And yet, despite this advice and the science behind it, I’m not surprised how few leaders truly appreciate and follow through on understanding and consistently articulating their “Why”. Starting with why often gets short shrift when it comes to organizational change in general and moving to Agile ways of working in specific. I’ve observed many reasons for this.

  • The convenience of following a proven recipe. Blindly copying everyone else’s “what” without understanding how it fits into their deeper purpose or distinctive culture.
  • Assuming what’s good for the goose is good for the gander. An efficient one size fits all “Why”. Not realizing that what’s in it for me (WIIFM) is not the same as what’s in it for you (WIIFY).
  • A failure to discern the forest from the trees. The “why” becomes so obvious and implicit for those leading the change that they forget to start with why for those who are asked to follow anew.

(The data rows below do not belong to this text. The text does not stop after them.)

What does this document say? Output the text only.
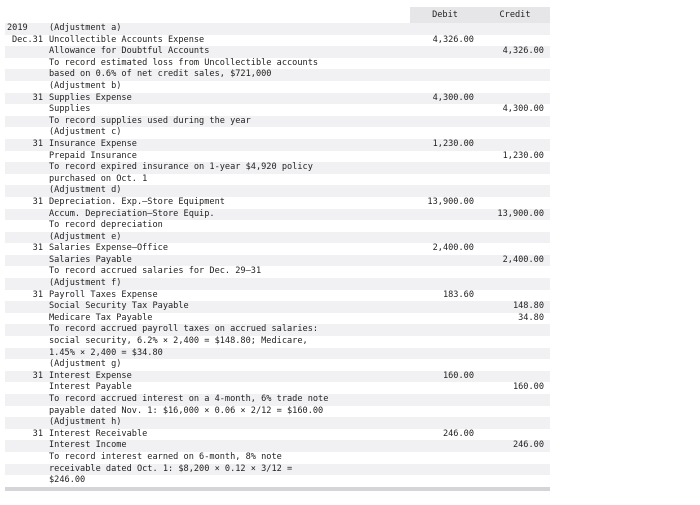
		Debit	Credit
2019	(Adjustment a)		
Dec.31	Uncollectible Accounts Expense	4,326.00	
	Allowance for Doubtful Accounts		4,326.00
	To record estimated loss from Uncollectible accounts		
	based on 0.6% of net credit sales, $721,000		
	(Adjustment b)		
31	Supplies Expense	4,300.00	
	Supplies		4,300.00
	To record supplies used during the year		
	(Adjustment c)		
31	Insurance Expense	1,230.00	
	Prepaid Insurance		1,230.00
	To record expired insurance on 1-year $4,920 policy		
	purchased on Oct. 1		
	(Adjustment d)		
31	Depreciation. Exp.—Store Equipment	13,900.00	
	Accum. Depreciation—Store Equip.		13,900.00
	To record depreciation		
	(Adjustment e)		
31	Salaries Expense—Office	2,400.00	
	Salaries Payable		2,400.00
	To record accrued salaries for Dec. 29–31		
	(Adjustment f)		
31	Payroll Taxes Expense	183.60	
	Social Security Tax Payable		148.80
	Medicare Tax Payable		34.80
	To record accrued payroll taxes on accrued salaries:		
	social security, 6.2% × 2,400 = $148.80; Medicare,		
	1.45% × 2,400 = $34.80		
	(Adjustment g)		
31	Interest Expense	160.00	
	Interest Payable		160.00
	To record accrued interest on a 4-month, 6% trade note		
	payable dated Nov. 1: $16,000 × 0.06 × 2/12 = $160.00		
	(Adjustment h)		
31	Interest Receivable	246.00	
	Interest Income		246.00
	To record interest earned on 6-month, 8% note		
	receivable dated Oct. 1: $8,200 × 0.12 × 3/12 =		
	$246.00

Those leaders that do invest time and thought to crafting a clear “Why” statement feel a profound sense of insight. A statement so simple and elegant that their grandmothers would grasp it. A touchstone to aid decision-making.

Start with why? Absolutely yes.

But don’t stop there.

“Why” isn’t enough. There will be more questions beyond why like WIIFM and WIIFY.
“Why” is only part of the story. A good story has a beginning and an end. A coherent “Why” bridges the gap between start and finish.

Elise Olding of Gartner introduces a simple yet effective model to develop a compelling change story in “How to Create a Powerful Organizational Change Management Storyline”. It’s known as the “From/To/Because” model. The “From” describes the current state or start of your story. The “To” describes the future state or end of your story. The “Because” describes the why drivers that connect the start and end of your story. According to Olding,

“The From/To/Because model lays out behavioral shifts on a spectrum that ‘bookends’ the change to be made.”

Without a compelling change story:

  1. Actions and decision-making at all levels will be suboptimal and at cross-purposes
  2. Confusion will ensue. The marketing rule of 7 states that prospects need to hear a message 7 times before they’ll act. Applying this to organizational change, if the messaging around change is inconsistent and/or vague, the rule of 7 will multiply several times before leaders and staff get it, if at all.
  3. A holistic win-win-win opportunity will be missed. Developing a fulsome change story will uncover multiple layers of opportunity and growth – for business, customers AND employees. Turning a flat, uni-dimensional why into an exciting multi-dimensional rallying cry.
  4. The change will be slow if at all and the benefits will not be clear.

How can we tell if we have a compelling change story?
Here’s a simple litmus test. Ask people to describe what the change means to them, to the business and to their customers. Ask leadership, ask staff and ask customers.
If all the responses are similar 80% of the time, that’s compelling and chances are everyone gets it. And what about the other 20%? That may be what differentiates the WIIFM from the WIIFY.

Can we stop now? Why would you want to? Don’t stop with one story.

The end of one story is the beginning of the next.